旧正月前の解雇決行、人事部長の剛腕ぶりに脱帽

 上海出張中。滞在する虹橋錦江ホテルで朝食を取りながら、隣のテーブルの50代中国人ビジネスマンが電話している声が聞こえてくる。

 「うん、うん。要するに解雇決定だな。それで何が問題なの。・・・払ってやりなさいよ。その1か月分の給料を。・・・いや、そうじゃなくてそう決まってるんだったら、法律には抗うなよ。・・・」

 「君ね、人事部長として職務を全うする、君の立場も意思もよく理解できる。確かに金額は膨らむし、コストの問題もあるだろう。けれど、別問題なんだから、これは。きちんと1か月分払って、引継ぎもしっかりやってもらえばいいじゃないか。・・・」

 「うん、うん、なるほど。『脱密』終わってる。引継ぎも終わってる。社内で問題を起こすから、即時(解雇)ですね。なるほど、よく分かりました。それでも、旧正月前なんだから、1か月くらい出しなさいよ。・・・」

 「えっ、そういうことか。意図的に旧正月前?なるほど、そういう意味ね。よし分かった。君はその辺の専門家なんだから、信用するよ。分かった。

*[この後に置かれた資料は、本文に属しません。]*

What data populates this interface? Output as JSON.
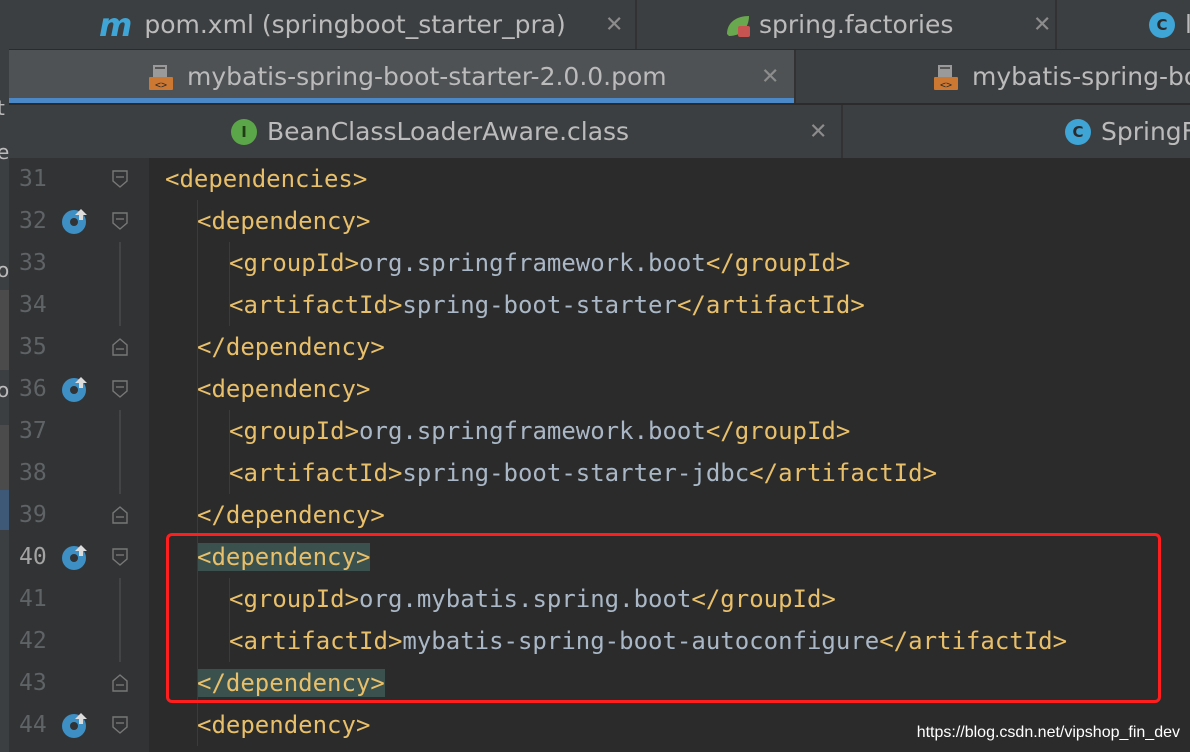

じゃ、円滑にな、よろしく」

 中国の人事畑が長い人間なら、大筋の内容はそれで推測できる――。

 人事部長が上司(恐らく社長)に、上級幹部の解雇決定を報告している。解雇対象者は恐らく顕著な不適任だったり、あるいは深刻な問題を引き起こしていたのだろう。社内で見せしめ(戒める効果)のため、わざと旧正月前という時期を選んで、解雇を決行する。

 中国の場合、旧正月前にクビすることは、一種の強烈なメッセージを込めている。それは会社が絶対に容認しない行動や人物に対する断固たる対決姿勢の表れでもあろう。

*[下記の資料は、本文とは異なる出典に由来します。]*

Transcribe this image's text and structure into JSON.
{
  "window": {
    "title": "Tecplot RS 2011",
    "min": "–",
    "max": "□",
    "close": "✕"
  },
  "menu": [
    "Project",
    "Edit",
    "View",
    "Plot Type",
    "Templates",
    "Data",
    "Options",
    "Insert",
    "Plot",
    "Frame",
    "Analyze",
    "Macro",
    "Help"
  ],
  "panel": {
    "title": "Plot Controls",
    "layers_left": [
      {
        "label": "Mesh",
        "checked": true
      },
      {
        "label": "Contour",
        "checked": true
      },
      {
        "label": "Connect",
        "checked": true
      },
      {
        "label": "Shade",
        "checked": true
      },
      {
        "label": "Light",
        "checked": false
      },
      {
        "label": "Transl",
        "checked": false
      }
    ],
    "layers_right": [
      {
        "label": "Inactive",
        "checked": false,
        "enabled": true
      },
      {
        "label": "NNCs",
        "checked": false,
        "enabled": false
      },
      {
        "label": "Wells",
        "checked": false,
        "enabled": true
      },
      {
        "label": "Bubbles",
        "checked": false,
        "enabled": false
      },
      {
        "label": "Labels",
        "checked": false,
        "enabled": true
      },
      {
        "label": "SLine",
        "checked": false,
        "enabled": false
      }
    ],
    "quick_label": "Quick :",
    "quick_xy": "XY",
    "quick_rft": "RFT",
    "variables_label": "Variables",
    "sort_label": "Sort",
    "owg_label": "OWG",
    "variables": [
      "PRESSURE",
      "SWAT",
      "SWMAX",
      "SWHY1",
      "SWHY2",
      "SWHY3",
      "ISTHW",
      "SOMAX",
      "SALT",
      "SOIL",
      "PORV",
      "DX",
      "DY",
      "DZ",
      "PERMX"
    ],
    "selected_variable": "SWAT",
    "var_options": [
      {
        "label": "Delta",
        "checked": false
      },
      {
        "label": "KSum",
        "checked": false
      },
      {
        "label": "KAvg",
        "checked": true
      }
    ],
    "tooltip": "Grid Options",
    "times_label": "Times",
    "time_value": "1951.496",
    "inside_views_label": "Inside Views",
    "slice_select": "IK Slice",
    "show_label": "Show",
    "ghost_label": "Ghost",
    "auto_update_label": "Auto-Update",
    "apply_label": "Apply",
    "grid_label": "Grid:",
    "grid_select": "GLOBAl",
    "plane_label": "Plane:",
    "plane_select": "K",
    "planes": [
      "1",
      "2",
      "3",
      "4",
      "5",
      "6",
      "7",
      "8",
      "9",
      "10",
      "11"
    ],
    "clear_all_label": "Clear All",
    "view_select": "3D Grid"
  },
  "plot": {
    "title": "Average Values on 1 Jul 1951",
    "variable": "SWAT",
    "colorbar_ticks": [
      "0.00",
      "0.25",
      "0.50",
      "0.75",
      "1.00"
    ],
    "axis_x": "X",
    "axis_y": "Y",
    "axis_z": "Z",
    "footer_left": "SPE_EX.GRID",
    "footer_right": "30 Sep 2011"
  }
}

 その解雇を決行するために、人事部長は長い期間をかけて周到な準備を行ってきたようだ。「脱密」(トウミー=秘密からの離脱)とは、企業秘密を掴んでいる上級幹部の解雇に先立って、一定の期間をおき、企業秘密から段階的に離れるように行われる人事や担当職務の調整のことだ。

 解雇通告したところで、社内でまともに引継ぎなどやるどころか、破壊工作に取り組む危険さえあるから、即時解雇をもって即時退去を求めるのが中国の常識である。

 電話口の向こうにいる人事部長の剛腕ぶりには脱帽。また理解のある社長もなかなかの経営者である。中国企業のそういうところに、日系企業は学ぶものが多い。

 経営者たるものは、「帝王学」を勉強せずに美辞麗句の「安心」や「安定」たる性善説に固執すれば、企業は必ず凋落する。特に中国で。